I numeri, nel complesso, sono allarmanti e confermano la fragilità di un sistema che necessita di una profonda revisione. I dettagli delle criticità emerse saranno resi noti al ministro Alfonso Bonafede. La seconda parte del tour carceri, prevista da qui a fine anno, coprirà le restanti zone della Toscana.

«Se escludiamo i disastrosi effetti della riforma Madia, che ha abbassato la soglia minima di personale prevista, al corretto funzionamento della macchina carceraria – osserva Gabriele Bianchi – mancano circa 300 agenti suddivisi tra i cinque istituti di pena. Questo ha serie ripercussioni su quella che è la gestione delle strutture e l’ordinario lavoro di chi fa parte della penitenziaria. Disagi che si sommano a quel che gli agenti devono patire nel quotidiano: penso – prosegue – agli agenti di Livorno costretti a cambiarsi d’abito in uno spogliatoio improvvisato in una palestra dismessa; o ai colleghi di Sollicciano che usufruiscono di spazi per il riposo pari a quelli dei carcerati».

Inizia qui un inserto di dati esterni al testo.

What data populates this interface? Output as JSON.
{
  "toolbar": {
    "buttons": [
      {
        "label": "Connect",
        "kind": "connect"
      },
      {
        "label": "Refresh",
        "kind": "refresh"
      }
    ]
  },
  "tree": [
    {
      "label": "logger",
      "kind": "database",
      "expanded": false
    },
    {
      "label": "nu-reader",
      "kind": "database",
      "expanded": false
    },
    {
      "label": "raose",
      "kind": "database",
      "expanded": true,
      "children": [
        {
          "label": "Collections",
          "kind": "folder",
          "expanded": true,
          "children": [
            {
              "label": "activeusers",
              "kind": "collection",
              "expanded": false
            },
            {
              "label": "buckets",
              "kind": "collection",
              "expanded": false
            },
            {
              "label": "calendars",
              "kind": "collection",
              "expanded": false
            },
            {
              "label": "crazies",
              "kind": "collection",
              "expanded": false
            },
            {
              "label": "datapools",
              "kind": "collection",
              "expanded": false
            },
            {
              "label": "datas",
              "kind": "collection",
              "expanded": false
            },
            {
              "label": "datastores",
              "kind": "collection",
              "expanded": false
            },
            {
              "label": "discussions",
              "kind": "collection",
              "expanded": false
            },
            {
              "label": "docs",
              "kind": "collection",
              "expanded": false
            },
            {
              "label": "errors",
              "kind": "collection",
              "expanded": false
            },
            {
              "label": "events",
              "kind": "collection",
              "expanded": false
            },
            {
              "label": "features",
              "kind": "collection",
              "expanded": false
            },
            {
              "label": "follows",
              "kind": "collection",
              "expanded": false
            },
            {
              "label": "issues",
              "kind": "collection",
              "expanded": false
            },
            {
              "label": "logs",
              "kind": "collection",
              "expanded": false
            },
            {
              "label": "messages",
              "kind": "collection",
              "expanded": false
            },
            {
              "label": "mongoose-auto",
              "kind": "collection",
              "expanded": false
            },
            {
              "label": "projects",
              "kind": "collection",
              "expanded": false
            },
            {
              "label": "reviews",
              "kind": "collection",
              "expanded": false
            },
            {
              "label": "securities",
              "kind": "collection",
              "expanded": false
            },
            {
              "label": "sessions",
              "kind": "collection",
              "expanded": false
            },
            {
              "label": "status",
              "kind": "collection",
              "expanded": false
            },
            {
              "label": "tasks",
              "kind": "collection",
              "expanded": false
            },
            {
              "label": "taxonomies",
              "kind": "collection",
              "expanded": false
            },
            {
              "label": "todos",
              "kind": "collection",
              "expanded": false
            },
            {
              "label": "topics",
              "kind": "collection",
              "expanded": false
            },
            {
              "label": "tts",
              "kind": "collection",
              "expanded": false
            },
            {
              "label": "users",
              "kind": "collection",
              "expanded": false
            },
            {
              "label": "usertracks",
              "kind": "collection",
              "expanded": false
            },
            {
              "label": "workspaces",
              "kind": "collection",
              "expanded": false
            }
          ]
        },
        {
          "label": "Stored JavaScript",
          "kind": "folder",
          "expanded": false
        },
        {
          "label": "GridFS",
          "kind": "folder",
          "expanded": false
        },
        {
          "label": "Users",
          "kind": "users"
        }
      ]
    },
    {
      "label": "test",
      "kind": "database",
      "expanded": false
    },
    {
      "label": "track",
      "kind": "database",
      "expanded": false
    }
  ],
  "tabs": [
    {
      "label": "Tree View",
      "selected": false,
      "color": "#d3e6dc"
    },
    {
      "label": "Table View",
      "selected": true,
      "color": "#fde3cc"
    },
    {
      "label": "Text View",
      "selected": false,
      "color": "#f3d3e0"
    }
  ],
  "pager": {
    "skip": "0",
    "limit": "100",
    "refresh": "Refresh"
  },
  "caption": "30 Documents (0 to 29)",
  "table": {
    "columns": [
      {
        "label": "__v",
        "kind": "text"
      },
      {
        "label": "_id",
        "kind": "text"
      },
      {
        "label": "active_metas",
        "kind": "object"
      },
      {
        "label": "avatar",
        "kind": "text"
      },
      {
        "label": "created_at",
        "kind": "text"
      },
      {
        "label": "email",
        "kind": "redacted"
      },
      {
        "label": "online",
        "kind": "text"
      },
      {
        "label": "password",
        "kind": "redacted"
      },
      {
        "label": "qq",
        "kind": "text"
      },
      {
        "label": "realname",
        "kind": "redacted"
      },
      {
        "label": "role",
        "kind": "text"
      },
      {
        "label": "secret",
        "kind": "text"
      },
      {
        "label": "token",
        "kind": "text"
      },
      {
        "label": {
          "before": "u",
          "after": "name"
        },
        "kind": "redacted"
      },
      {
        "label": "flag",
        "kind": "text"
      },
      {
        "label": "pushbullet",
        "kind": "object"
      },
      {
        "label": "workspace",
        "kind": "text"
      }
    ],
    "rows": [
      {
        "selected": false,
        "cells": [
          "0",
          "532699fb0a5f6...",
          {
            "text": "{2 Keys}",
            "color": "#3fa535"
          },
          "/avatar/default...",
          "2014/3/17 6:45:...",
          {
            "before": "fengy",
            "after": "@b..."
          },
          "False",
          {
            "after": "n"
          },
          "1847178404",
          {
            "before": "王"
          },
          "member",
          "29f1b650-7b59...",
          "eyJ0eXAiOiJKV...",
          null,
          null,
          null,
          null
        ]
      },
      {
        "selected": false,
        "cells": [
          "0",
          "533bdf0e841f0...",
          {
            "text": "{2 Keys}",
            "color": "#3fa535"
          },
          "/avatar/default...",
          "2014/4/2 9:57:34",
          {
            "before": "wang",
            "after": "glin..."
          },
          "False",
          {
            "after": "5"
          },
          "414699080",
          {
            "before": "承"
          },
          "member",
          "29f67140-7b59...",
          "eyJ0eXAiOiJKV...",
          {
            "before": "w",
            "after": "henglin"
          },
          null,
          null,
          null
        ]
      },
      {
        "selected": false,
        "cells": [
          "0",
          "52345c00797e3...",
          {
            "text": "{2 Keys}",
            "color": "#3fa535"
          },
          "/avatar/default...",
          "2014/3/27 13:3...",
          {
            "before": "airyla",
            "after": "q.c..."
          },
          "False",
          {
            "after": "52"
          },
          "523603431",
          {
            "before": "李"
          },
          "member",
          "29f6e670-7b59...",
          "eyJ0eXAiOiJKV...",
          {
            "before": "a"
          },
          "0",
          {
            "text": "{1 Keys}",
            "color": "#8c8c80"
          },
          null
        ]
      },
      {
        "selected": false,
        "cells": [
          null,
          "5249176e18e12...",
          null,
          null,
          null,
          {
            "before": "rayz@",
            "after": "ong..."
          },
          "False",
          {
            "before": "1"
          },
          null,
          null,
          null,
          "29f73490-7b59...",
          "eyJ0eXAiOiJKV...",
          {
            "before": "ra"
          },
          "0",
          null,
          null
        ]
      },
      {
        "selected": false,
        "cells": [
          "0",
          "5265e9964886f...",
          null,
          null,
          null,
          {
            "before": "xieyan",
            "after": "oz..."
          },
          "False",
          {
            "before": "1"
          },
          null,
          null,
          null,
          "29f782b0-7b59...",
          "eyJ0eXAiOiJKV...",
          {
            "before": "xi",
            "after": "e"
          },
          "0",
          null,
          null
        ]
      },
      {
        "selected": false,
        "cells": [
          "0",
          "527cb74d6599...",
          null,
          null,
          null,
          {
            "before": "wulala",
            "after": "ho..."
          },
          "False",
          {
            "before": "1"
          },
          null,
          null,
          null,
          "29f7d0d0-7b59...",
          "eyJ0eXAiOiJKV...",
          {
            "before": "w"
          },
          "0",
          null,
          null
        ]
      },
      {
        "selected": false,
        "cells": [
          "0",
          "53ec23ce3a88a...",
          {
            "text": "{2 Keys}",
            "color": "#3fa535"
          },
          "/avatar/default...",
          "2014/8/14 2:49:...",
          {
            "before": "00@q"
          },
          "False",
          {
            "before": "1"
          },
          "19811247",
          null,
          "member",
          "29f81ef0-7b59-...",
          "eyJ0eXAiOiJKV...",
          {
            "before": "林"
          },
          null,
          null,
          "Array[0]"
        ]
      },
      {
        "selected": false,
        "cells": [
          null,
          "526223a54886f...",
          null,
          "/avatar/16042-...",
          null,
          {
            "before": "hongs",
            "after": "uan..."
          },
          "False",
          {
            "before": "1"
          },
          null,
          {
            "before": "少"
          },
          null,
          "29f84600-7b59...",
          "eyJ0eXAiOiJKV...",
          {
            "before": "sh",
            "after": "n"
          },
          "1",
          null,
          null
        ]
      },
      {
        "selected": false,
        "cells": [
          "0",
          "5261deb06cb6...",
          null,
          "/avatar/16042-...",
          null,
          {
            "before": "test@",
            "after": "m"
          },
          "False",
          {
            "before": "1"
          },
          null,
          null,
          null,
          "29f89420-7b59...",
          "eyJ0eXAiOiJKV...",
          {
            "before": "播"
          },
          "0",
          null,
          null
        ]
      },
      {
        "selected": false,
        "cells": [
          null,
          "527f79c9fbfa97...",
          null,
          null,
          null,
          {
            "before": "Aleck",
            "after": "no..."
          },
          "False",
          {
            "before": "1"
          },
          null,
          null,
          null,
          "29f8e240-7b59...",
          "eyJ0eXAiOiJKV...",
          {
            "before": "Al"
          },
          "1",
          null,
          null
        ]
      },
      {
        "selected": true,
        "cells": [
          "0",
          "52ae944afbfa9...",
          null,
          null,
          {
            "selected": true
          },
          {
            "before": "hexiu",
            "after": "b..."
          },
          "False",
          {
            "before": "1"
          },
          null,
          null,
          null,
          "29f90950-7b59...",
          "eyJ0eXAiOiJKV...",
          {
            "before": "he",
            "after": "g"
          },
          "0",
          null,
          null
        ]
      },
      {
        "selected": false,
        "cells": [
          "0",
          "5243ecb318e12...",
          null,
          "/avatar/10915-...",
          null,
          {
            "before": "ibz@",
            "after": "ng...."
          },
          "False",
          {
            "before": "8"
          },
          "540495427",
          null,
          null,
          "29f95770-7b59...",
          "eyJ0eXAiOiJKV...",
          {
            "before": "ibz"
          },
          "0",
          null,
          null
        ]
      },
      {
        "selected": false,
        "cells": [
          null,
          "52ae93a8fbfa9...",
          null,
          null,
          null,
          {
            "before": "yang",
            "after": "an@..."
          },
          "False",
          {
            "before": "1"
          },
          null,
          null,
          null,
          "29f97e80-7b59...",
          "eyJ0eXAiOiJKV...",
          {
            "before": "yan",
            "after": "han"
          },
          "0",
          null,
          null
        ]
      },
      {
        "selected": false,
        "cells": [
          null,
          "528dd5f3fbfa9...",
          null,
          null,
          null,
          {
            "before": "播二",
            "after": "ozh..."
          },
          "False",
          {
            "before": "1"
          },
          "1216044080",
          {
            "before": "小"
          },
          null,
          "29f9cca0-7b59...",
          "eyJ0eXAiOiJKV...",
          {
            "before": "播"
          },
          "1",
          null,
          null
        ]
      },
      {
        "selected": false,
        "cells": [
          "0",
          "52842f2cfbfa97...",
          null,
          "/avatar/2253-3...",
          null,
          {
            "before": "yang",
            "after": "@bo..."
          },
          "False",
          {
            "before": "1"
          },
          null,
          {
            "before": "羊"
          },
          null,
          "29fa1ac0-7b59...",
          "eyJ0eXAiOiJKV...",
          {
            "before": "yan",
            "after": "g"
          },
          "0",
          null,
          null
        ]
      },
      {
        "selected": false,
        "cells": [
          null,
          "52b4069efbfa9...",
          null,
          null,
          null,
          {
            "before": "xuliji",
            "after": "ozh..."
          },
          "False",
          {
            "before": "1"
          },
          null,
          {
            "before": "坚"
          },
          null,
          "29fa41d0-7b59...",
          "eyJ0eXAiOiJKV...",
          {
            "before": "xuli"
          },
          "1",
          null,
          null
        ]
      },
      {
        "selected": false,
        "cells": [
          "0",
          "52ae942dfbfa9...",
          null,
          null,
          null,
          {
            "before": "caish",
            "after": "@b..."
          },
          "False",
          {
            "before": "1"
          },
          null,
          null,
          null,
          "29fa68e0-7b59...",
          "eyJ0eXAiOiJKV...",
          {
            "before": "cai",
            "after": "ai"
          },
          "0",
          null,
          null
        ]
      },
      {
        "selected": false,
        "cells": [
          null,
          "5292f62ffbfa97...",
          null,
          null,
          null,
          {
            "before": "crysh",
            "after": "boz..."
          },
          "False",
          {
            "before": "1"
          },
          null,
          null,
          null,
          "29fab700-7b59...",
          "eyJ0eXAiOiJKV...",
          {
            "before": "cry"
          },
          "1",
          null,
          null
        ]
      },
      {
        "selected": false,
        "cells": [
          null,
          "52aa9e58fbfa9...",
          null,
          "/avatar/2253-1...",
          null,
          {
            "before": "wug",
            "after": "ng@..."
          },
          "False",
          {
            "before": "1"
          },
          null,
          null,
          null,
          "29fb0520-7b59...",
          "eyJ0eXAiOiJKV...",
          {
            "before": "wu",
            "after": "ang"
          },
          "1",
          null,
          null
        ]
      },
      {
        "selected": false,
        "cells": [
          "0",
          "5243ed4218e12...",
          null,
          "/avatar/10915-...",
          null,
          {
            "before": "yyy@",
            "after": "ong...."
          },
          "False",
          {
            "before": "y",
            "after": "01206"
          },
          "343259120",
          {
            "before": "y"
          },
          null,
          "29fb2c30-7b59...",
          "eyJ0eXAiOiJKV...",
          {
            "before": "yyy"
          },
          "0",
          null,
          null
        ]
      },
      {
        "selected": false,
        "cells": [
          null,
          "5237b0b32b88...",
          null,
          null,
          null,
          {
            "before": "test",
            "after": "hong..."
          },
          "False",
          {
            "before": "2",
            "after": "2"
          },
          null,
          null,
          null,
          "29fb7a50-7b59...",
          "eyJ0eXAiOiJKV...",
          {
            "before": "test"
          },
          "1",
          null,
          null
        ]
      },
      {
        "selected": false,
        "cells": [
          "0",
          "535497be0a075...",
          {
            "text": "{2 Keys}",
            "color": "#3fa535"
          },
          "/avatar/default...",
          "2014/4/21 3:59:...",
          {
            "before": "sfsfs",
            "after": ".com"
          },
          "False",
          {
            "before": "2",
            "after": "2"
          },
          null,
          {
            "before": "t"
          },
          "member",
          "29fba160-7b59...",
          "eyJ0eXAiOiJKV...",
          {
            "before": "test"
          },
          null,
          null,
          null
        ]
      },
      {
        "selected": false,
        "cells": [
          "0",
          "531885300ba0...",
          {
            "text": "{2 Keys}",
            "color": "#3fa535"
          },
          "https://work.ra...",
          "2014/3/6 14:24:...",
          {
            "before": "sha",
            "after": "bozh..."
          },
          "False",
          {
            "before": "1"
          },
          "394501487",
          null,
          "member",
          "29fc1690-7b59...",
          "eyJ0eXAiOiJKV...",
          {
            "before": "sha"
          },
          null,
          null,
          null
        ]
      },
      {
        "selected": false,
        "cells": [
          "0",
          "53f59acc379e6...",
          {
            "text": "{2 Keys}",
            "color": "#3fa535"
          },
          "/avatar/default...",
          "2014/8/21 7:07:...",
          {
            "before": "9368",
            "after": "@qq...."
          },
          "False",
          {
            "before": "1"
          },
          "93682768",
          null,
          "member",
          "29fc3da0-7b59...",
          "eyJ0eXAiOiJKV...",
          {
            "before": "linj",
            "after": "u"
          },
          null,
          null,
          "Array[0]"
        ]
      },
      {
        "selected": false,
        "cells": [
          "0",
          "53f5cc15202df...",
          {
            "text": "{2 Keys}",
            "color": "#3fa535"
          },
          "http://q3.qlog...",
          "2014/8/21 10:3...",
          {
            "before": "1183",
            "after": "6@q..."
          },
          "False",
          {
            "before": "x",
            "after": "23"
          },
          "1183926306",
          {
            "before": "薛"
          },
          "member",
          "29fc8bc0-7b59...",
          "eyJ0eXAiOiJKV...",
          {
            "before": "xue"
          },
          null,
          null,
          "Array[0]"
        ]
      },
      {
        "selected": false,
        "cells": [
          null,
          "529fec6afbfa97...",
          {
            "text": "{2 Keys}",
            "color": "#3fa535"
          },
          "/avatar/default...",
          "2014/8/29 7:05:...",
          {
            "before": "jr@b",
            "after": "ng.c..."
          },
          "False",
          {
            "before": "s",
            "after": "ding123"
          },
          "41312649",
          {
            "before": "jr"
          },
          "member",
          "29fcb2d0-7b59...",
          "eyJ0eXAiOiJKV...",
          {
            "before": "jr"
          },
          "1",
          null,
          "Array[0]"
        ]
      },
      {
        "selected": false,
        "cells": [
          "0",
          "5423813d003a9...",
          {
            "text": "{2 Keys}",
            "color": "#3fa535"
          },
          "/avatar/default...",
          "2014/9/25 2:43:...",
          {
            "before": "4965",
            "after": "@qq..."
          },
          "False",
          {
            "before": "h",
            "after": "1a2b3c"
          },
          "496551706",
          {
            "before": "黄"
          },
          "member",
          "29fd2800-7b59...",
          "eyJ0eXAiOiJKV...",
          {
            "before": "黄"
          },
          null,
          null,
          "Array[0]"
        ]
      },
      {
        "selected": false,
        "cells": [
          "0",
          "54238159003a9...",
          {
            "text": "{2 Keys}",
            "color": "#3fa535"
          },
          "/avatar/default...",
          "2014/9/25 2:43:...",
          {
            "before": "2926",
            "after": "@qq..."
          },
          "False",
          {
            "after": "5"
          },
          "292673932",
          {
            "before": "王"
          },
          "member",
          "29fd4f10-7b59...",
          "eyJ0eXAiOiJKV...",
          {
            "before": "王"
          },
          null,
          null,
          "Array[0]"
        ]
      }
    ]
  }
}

A questa criticità, rilevano dal Movimento 5 stelle, si affianca l’altra, quella del cronico sovraffollamento delle case circondariali
«Questa prima parte del tour – rileva Andrea Quartini – ha fatto emergere lo stato d’abbandono, la fatiscenza di queste strutture, la mancanza di educatori e amministrativi. Grandi difficoltà dunque al personale, ma anche grossi disagi per i detenuti che vivono senza doccia nelle celle e con un sovraffollamento complessivo di circa 450 unità per cinque carceri. Esiste, dunque, un deficit strutturale».